Address systematic challenges and support educators’ sustainability
Finally, educators not only made assertions about the systematic challenges of K-12 education, but also expressed ways in which schools and districts could better support the maintenance of school educators. Fatema Elbakoury, a high school English teacher in San Francisco, spoke about her struggle with mental health and why she feels it is important to be honest about nervousness to herself and her students.
The truth is that there have been no days in my life that I have not struggled with my mental health. The only difference is that I have the tools and discipline to manage it sustainably now. When I first got my education, I wanted to be there emotionally for the young people. Now I realized that it’s not just about being there for them, but about passing on the skills I gained to live with my nerve production.

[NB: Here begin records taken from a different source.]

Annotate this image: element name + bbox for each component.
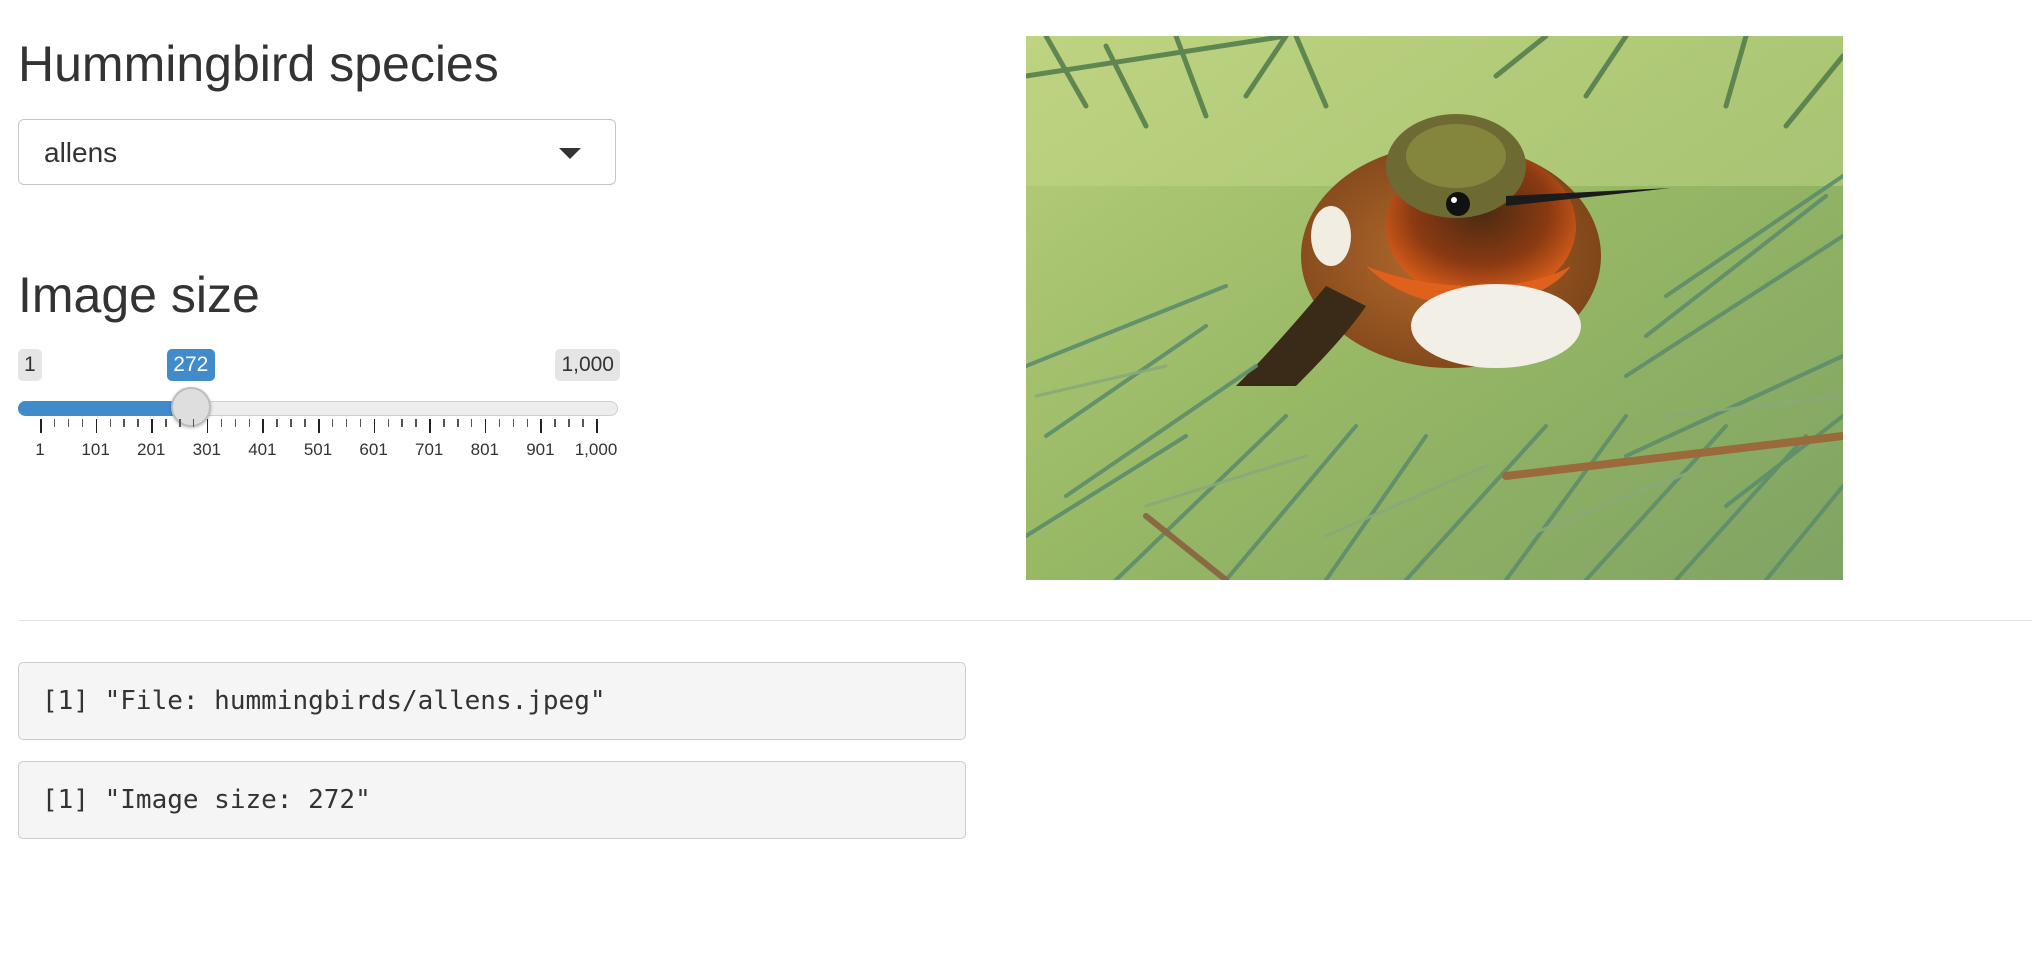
slider-max-label: 1,000 — [555, 349, 620, 381]
slider-minor-tick — [415, 419, 417, 427]
slider-minor-tick — [331, 419, 334, 427]
slider-major-tick — [262, 419, 264, 433]
slider-minor-tick — [276, 419, 278, 427]
slider-major-tick — [373, 419, 376, 433]
slider-minor-tick — [526, 419, 528, 427]
slider-tick-label: 701 — [415, 440, 444, 459]
slider-minor-tick — [554, 419, 556, 427]
page: Hummingbird species allens Image size 1 … — [0, 0, 2032, 964]
slider-minor-tick — [248, 419, 250, 427]
slider-minor-tick — [498, 419, 501, 427]
hummingbird-photo-icon — [1026, 36, 1843, 580]
image-size-heading: Image size — [18, 267, 260, 323]
species-heading: Hummingbird species — [18, 36, 499, 92]
slider-major-tick — [151, 419, 153, 433]
slider-tick-label: 101 — [81, 440, 110, 459]
slider-handle[interactable] — [170, 387, 211, 427]
slider-minor-tick — [109, 419, 111, 427]
slider-major-tick — [206, 419, 209, 433]
slider-major-tick — [95, 419, 98, 433]
slider-minor-tick — [290, 419, 292, 427]
slider-tick-label: 1 — [35, 440, 45, 459]
species-select[interactable]: allens — [18, 119, 616, 185]
slider-tick-label: 1,000 — [574, 440, 618, 459]
slider-major-tick — [318, 419, 320, 433]
slider-minor-tick — [401, 419, 403, 427]
file-output: [1] "File: hummingbirds/allens.jpeg" — [18, 662, 966, 740]
slider-major-tick — [40, 419, 42, 433]
slider-minor-tick — [179, 419, 181, 427]
image-size-output: [1] "Image size: 272" — [18, 761, 966, 839]
slider-minor-tick — [359, 419, 362, 427]
slider-minor-tick — [512, 419, 515, 427]
slider-tick-label: 401 — [248, 440, 277, 459]
slider-tick-label: 801 — [470, 440, 499, 459]
slider-major-tick — [484, 419, 487, 433]
slider-tick-label: 901 — [526, 440, 555, 459]
slider-minor-tick — [387, 419, 389, 427]
slider-minor-tick — [53, 419, 56, 427]
slider-minor-tick — [345, 419, 348, 427]
slider-minor-tick — [123, 419, 125, 427]
slider-tick-label: 301 — [192, 440, 221, 459]
slider-minor-tick — [67, 419, 70, 427]
slider-minor-tick — [220, 419, 223, 427]
slider-minor-tick — [234, 419, 237, 427]
slider-major-tick — [429, 419, 431, 433]
slider-minor-tick — [137, 419, 139, 427]
slider-minor-tick — [443, 419, 445, 427]
slider-minor-tick — [81, 419, 84, 427]
slider-major-tick — [596, 419, 598, 433]
slider-tick-label: 201 — [137, 440, 166, 459]
slider-fill — [18, 401, 191, 416]
slider-value-label: 272 — [166, 349, 215, 381]
slider-minor-tick — [165, 419, 167, 427]
slider-minor-tick — [192, 419, 195, 427]
slider-tick-label: 501 — [303, 440, 333, 459]
slider-minor-tick — [470, 419, 473, 427]
species-select-value: allens — [44, 137, 118, 168]
image-size-slider[interactable]: 1 272 1,000 1 101 201 301 401 501 601 701 801 901… — [18, 347, 620, 467]
slider-major-tick — [540, 419, 542, 433]
slider-minor-tick — [582, 419, 584, 427]
slider-minor-tick — [457, 419, 459, 427]
slider-min-label: 1 — [18, 349, 42, 381]
section-divider — [18, 620, 2032, 621]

Meanwhile, Rachel Herrera, a high school physics teacher who also teaches in San Francisco, spoke about her journey from the company to the classroom. He also spoke about how education professionals often place structural emphasis on career development.
This is important as teachers lack the structure and career development of other industry and occupational work, and this is one of the key factors in creating a broken public education system. Compared to what I have experienced myself and learned from my colleagues and former classmates in the consulting, finance and technology industries, I feel that there is a lack of opportunities for career advancement within K-12 education.
2025-2026 Welcome to the voices of change fellows
With six new fellows participating in the 2025-2026 academic year fellowship programme, fellows can not only reflect the changing teacher and educator identity of the educational environment, but also explore emerging trends in educational practices and new technologies to support students’ learning.
To conclude another successful year of fellowship, I am excited to see, read and learn what this new cohort of peers has to say about the state of K-12 education.